The Organization of the Petroleum Exporting Countries (OPEC) and its allies, including Russia, are known collectively as OPEC+ and will meet on Sunday, June 2, to discuss their joint oil production policy. However, analysts are not particularly bullish on crude oil prices this year as many believe markets to be oversupplied with OPEC decisions hardly making a difference towards ‘price stability’.
OPEC+ has made a series of cuts since late 2022 amid rising output from the United States and other non-members, and worries over the demand outlook as major economies grapple with high interest rates to tame inflation. The oil-producing group is working on a complex deal to be agreed on Sunday that will allow the group to extend some of its deep oil production cuts into 2025.
Also Read: Built-in capacity to targets: Why OPEC+ members clash over oil production capacity—Explained
The group is currently cutting output by a total of 5.86 million barrels per day (bpd), equal to about 5.7 per cent of global demand. The cuts include 3.66 million bpd by OPEC+ members valid through to the end of 2024, and 2.2 million bpd of voluntary cuts by some members which expire at the end of June.
Despite deep production cuts Brent crude prices are trading near their lowest this year at $81 per barrel, down from a peak of $91 in April, pressured by elevated stocks and concerns over the global demand growth.
The Paris-based watchdog International Energy Agency (IEA) had lowered its forecast for 2024 oil demand growth, widening the gap with OPEC+ in terms of expectations for this year's global oil demand outlook. The divide between the IEA and OPEC sends divergent signals about the oil market strength in 2024, according to analysts.

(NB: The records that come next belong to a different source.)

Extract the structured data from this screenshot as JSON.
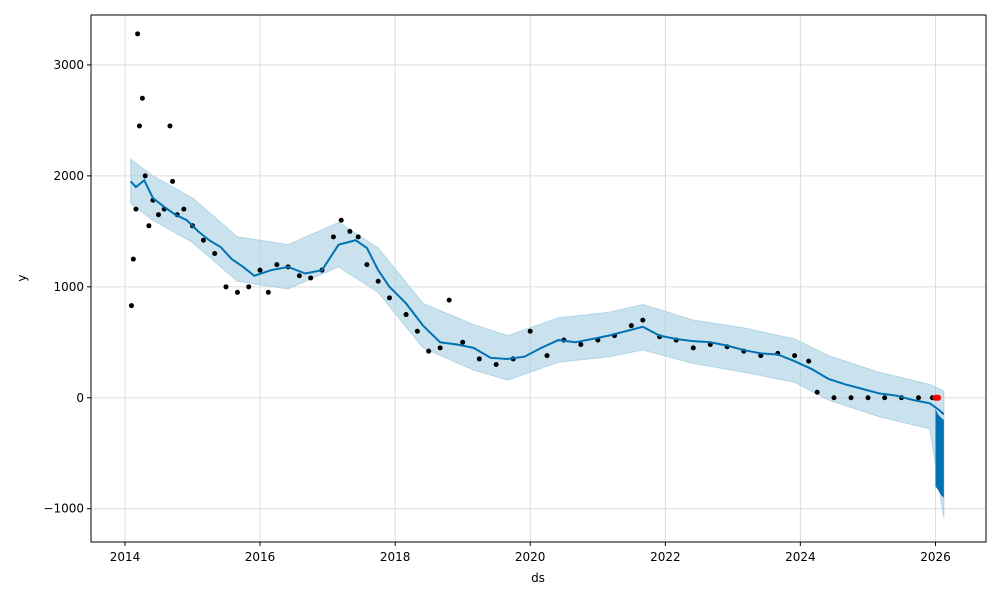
{
  "chart_data": {
    "type": "line",
    "xlabel": "ds",
    "ylabel": "y",
    "xlim": [
      "2013-07-01",
      "2026-10-01"
    ],
    "ylim": [
      -1300,
      3450
    ],
    "x_ticks": [
      "2014",
      "2016",
      "2018",
      "2020",
      "2022",
      "2024",
      "2026"
    ],
    "y_ticks": [
      {
        "value": -1000,
        "label": "−1000"
      },
      {
        "value": 0,
        "label": "0"
      },
      {
        "value": 1000,
        "label": "1000"
      },
      {
        "value": 2000,
        "label": "2000"
      },
      {
        "value": 3000,
        "label": "3000"
      }
    ],
    "grid": true,
    "colors": {
      "observed": "#000000",
      "forecast": "#0072B2",
      "interval": "#A6CEE3",
      "highlight": "#FF0000"
    },
    "series": [
      {
        "role": "forecast",
        "x": [
          "2014-02-01",
          "2014-03-01",
          "2014-04-15",
          "2014-06-01",
          "2014-08-01",
          "2014-10-01",
          "2014-12-01",
          "2015-02-01",
          "2015-04-01",
          "2015-06-01",
          "2015-08-01",
          "2015-10-01",
          "2015-12-01",
          "2016-03-01",
          "2016-06-01",
          "2016-09-01",
          "2016-12-01",
          "2017-03-01",
          "2017-06-01",
          "2017-08-01",
          "2017-10-01",
          "2017-12-01",
          "2018-03-01",
          "2018-06-01",
          "2018-09-01",
          "2018-12-01",
          "2019-03-01",
          "2019-06-01",
          "2019-09-01",
          "2019-12-01",
          "2020-03-01",
          "2020-06-01",
          "2020-09-01",
          "2020-12-01",
          "2021-03-01",
          "2021-06-01",
          "2021-09-01",
          "2021-12-01",
          "2022-03-01",
          "2022-06-01",
          "2022-09-01",
          "2022-12-01",
          "2023-03-01",
          "2023-06-01",
          "2023-09-01",
          "2023-12-01",
          "2024-03-01",
          "2024-06-01",
          "2024-09-01",
          "2024-12-01",
          "2025-03-01",
          "2025-06-01",
          "2025-09-01",
          "2025-12-01",
          "2026-01-20",
          "2026-02-15"
        ],
        "y": [
          1950,
          1900,
          1960,
          1800,
          1720,
          1650,
          1600,
          1500,
          1420,
          1360,
          1250,
          1180,
          1100,
          1150,
          1180,
          1120,
          1150,
          1380,
          1420,
          1350,
          1150,
          1000,
          850,
          650,
          500,
          480,
          450,
          360,
          350,
          370,
          450,
          520,
          500,
          530,
          560,
          600,
          640,
          560,
          530,
          510,
          500,
          470,
          430,
          400,
          390,
          330,
          260,
          170,
          120,
          80,
          40,
          20,
          -20,
          -50,
          -110,
          -150
        ]
      },
      {
        "role": "interval_upper",
        "x": [
          "2014-02-01",
          "2014-06-01",
          "2015-01-01",
          "2015-09-01",
          "2016-06-01",
          "2017-03-01",
          "2017-10-01",
          "2018-06-01",
          "2019-03-01",
          "2019-09-01",
          "2020-06-01",
          "2021-03-01",
          "2021-09-01",
          "2022-06-01",
          "2023-03-01",
          "2023-12-01",
          "2024-06-01",
          "2025-03-01",
          "2025-12-01",
          "2026-02-15"
        ],
        "y": [
          2150,
          2000,
          1800,
          1450,
          1380,
          1580,
          1350,
          850,
          660,
          560,
          720,
          770,
          840,
          700,
          630,
          530,
          380,
          230,
          120,
          60
        ]
      },
      {
        "role": "interval_lower",
        "x": [
          "2014-02-01",
          "2014-06-01",
          "2015-01-01",
          "2015-09-01",
          "2016-06-01",
          "2017-03-01",
          "2017-10-01",
          "2018-06-01",
          "2019-03-01",
          "2019-09-01",
          "2020-06-01",
          "2021-03-01",
          "2021-09-01",
          "2022-06-01",
          "2023-03-01",
          "2023-12-01",
          "2024-06-01",
          "2025-03-01",
          "2025-12-01",
          "2026-02-15"
        ],
        "y": [
          1750,
          1600,
          1400,
          1050,
          980,
          1180,
          950,
          450,
          250,
          160,
          320,
          370,
          430,
          310,
          230,
          140,
          -20,
          -170,
          -280,
          -1080
        ]
      },
      {
        "role": "observed",
        "x": [
          "2014-02-05",
          "2014-02-15",
          "2014-03-01",
          "2014-03-10",
          "2014-03-20",
          "2014-04-05",
          "2014-04-20",
          "2014-05-10",
          "2014-06-01",
          "2014-07-01",
          "2014-08-01",
          "2014-09-01",
          "2014-09-15",
          "2014-10-10",
          "2014-11-15",
          "2015-01-01",
          "2015-03-01",
          "2015-05-01",
          "2015-07-01",
          "2015-09-01",
          "2015-11-01",
          "2016-01-01",
          "2016-02-15",
          "2016-04-01",
          "2016-06-01",
          "2016-08-01",
          "2016-10-01",
          "2016-12-01",
          "2017-02-01",
          "2017-03-15",
          "2017-05-01",
          "2017-06-15",
          "2017-08-01",
          "2017-10-01",
          "2017-12-01",
          "2018-03-01",
          "2018-05-01",
          "2018-07-01",
          "2018-09-01",
          "2018-10-20",
          "2019-01-01",
          "2019-04-01",
          "2019-07-01",
          "2019-10-01",
          "2020-01-01",
          "2020-04-01",
          "2020-07-01",
          "2020-10-01",
          "2021-01-01",
          "2021-04-01",
          "2021-07-01",
          "2021-09-01",
          "2021-12-01",
          "2022-03-01",
          "2022-06-01",
          "2022-09-01",
          "2022-12-01",
          "2023-03-01",
          "2023-06-01",
          "2023-09-01",
          "2023-12-01",
          "2024-02-15",
          "2024-04-01",
          "2024-07-01",
          "2024-10-01",
          "2025-01-01",
          "2025-04-01",
          "2025-07-01",
          "2025-10-01",
          "2025-12-15"
        ],
        "y": [
          830,
          1250,
          1700,
          3280,
          2450,
          2700,
          2000,
          1550,
          1780,
          1650,
          1700,
          2450,
          1950,
          1650,
          1700,
          1550,
          1420,
          1300,
          1000,
          950,
          1000,
          1150,
          950,
          1200,
          1180,
          1100,
          1080,
          1150,
          1450,
          1600,
          1500,
          1450,
          1200,
          1050,
          900,
          750,
          600,
          420,
          450,
          880,
          500,
          350,
          300,
          350,
          600,
          380,
          520,
          480,
          520,
          560,
          650,
          700,
          550,
          520,
          450,
          480,
          460,
          420,
          380,
          400,
          380,
          330,
          50,
          0,
          0,
          0,
          0,
          0,
          0,
          0
        ]
      },
      {
        "role": "highlight",
        "x": [
          "2026-01-01",
          "2026-01-08",
          "2026-01-15"
        ],
        "y": [
          0,
          0,
          0
        ]
      },
      {
        "role": "forecast_band",
        "x": [
          "2026-01-01",
          "2026-01-15",
          "2026-02-01",
          "2026-02-15"
        ],
        "y_low": [
          -800,
          -830,
          -880,
          -900
        ],
        "y_high": [
          -100,
          -150,
          -180,
          -200
        ]
      }
    ]
  }
}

The gap between the IEA and OPEC is now even wider than it was earlier this year, when an analysis by news agency Reuters found that the difference of 1.03 million barrels per day (bpd) in February was the biggest since at least 2008.
Ahead of Sunday's OPEC+ policy meeting, crude oil prices dropped in the previous session and posted a weekly loss as investors awaited the verdict. Brent futures for July delivery settled lower at $81.62 a barrel, while the US West Texas Intermediate (WTI) crude futures fell 1.2 per cent at $76.99.
Several brokerages are predicting that crude oil is likely to remain in the range of $79-$85 till the second quarter of 2024. JP Morgan anticipates Brent crude price to average $84 per barrel in 2024 and $75 per barrel in 2025.
Kaynat Chainwala, AVP-Commodity Research of Kotak Securities in an interview to Mint's Nikita Prasad, said that OPEC is likely to extend the output cuts till the second half of this year to support prices. The analyst expects crude oil prices in the range of $70-$90 per barrel in 2024 and added that oil has almost given up the geopolitical risk premium over the Middle East conflicts.
OPEC is expected to extend the output cuts into 2H 2024 in an effort to stave off a surplus and support crude prices already contending with fragile Chinese economic outlook and rising non-OPEC supplies. The shift to a virtual meeting indicated that there might be no major policy changes. Markets have already discounted such an outcome and thus don’t see any major impact on prices post the policy.
Oil prices have given up most of the middle east geo-political risk premium seen in April amid lack of supply disruptions, other than isolated events at the Red sea. Without the disruption of actual barrels of oil, any gains might be capped. The odds of a direct conflict between Iran and Israel or US is also very minimal ahead of the US presidential election in November.
Elevated inflation in US and resilience in the economy have prompted Fed officials to be more hawkish this quarter and swaps are now expecting only a single quarter point rate cut this year, during Q4. EIA expects global oil demand to slightly outpace supply this year, leading to a small deficit of around 100 kbpd. Q4 is generally a period of lower demand. Chinese economic recovery will be crucial for oil demand.
OPEC is likely to extend the curbs through the second half of this year and might start unwinding from early 2025. Crude is expected to trade in a range of $70 - $90 per bbl this year, with OPEC keeping a floor under prices. Even though oil demand is expected to see an uptick from June amid the onset of summer driving season in northern hemisphere, we are not expecting any sustained increase in prices above $100 per bbl, amid higher interest rates, Chinese economic uncertainty and US elections.
OPEC+ crude output represents about 41 per cent of global oil production. The group's main objective is to regulate the supply of oil to the global market. The leaders are Saudi Arabia and Russia, which produce and nine million and 9.3 million bpd of oil respectively. Angola, which joined OPEC in 2007, quit the bloc at the start of this year, citing disagreements over production levels. Ecuador quit OPEC in 2020 and Qatar in 2019.
OPEC says its member states' exports account for about 49 per cent of global crude exports. OPEC estimates that its member countries hold about 80 per cent of the world's proven oil reserves. Because of its large market share, the decisions OPEC makes can affect global oil prices. OPEC+ members meet regularly to decide how much oil to sell on global markets.